Woodwards Buch kommt zu einem Zeitpunkt, an dem die ganze Welt auf Alan Greenspan schaut: Von der Zinspolitik der Notenbank hängt es ab, ob die amerikanische Wirtschaft eine unsanfte Bauchlandung macht. Ob die Kurse an der Wall Street - und in ihrem Sog die Börsen weltweit - weiter nur den Weg nach unten kennen oder sich doch wieder berappeln. Der Dirigent der Weltwirtschaft, wie Woodward den Notenbankchef nennt, muss jetzt den richtigen Takt vorgeben.

Wie schwer das fällt, beschreibt Woodward anhand der Krise von 1987. Im Sommer jenen Jahres hat sich die US-Konjunktur gefährlich überhitzt. Die Börse erlebt eine Spekulationswelle, die die Kurse immer höher treibt.

Greenspan, gerade ein paar Wochen im Amt, will bremsen - und sieht sich "vor einer Herausforderung, die dem Gehen auf einem im Fluß treibenden Baumstamm" gleicht. "Man spürt ein Ungleichgewicht und bewegt sich etwas, um es auszugleichen", schreibt Woodward. "Mag sein, dass man dabei aus dem Gleichgewicht kommt, aber wenn man es wiedergefunden hat, dann steht man besser und stabiler als zuvor. Wenn nicht, fällt man, und es kommt zum Crash." Unternimmt der Notenbankchef nichts, steigen über kurz oder lang die Preise, es droht Inflation. Erhöht er die Zinsen zu stark, kann die Spekulationsblase an der Börse mit einem großen Knall platzen.
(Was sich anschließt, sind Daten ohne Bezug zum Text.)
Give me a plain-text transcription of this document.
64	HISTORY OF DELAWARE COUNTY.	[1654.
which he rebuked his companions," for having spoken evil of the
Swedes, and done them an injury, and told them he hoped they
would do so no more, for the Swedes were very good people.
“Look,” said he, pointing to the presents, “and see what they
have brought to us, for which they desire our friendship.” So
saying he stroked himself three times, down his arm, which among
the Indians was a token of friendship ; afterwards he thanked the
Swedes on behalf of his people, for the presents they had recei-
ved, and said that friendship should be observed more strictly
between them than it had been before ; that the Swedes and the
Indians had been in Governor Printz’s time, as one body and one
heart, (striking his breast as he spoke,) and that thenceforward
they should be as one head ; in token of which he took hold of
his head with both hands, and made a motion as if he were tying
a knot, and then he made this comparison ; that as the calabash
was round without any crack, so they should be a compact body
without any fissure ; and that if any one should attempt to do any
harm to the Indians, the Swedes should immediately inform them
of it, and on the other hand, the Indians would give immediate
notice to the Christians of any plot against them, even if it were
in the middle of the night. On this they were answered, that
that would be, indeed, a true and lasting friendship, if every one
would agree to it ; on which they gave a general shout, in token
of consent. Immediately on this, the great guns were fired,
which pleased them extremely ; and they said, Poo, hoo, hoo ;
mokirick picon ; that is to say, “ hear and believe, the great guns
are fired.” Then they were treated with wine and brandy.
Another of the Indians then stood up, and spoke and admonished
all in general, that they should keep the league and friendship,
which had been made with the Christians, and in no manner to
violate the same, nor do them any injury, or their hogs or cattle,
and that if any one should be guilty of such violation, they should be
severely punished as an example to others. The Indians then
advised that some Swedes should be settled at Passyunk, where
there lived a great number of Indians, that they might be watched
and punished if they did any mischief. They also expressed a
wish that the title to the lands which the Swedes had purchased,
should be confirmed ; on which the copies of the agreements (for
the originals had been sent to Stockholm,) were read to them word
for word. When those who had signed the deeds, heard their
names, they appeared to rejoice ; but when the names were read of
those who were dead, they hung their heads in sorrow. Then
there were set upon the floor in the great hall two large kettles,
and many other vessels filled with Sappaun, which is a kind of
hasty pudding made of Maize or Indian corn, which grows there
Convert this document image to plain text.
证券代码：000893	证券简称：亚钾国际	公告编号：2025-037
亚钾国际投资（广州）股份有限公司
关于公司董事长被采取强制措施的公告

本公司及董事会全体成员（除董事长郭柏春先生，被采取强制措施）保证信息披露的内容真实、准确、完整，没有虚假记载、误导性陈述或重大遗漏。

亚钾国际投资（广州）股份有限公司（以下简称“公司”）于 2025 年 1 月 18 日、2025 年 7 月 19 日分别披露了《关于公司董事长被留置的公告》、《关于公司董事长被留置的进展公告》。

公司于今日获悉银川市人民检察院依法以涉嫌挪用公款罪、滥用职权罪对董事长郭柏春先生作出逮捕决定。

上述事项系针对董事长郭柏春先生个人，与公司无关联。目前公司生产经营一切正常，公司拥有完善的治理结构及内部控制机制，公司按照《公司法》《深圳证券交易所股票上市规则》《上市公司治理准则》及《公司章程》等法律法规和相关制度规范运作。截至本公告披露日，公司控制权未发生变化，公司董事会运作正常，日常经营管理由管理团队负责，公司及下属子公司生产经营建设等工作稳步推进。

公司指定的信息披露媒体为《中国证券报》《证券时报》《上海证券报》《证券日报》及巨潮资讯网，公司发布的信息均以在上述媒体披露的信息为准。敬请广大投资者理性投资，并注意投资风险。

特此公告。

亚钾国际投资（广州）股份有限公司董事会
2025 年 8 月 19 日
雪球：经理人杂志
Als die Kurse an einem Tag um zwanzig Prozent fallen, reagiert Greenspan richtig. Der laut Woodward "extreme Zweifler und Skeptiker", der Mann, über den seine Frau sagt, er habe drei Anläufe gebraucht, bis sie den Heiratsantrag überhaupt verstand, er beruhigt die panischen Anleger und Banken mit einem einzigen Satz. Die Zentralbank werde "die Liquidität gewährleisten", lässt Greenspan verbreiten. Im Klartext heißt das: Wir pumpen Geld in den Markt, um die in Schieflage geratenen Banken und Aktienhändler zu retten. Tatsächlich schafft das Vertrauen. Die Kurse steigen, die Krise ist abgewendet.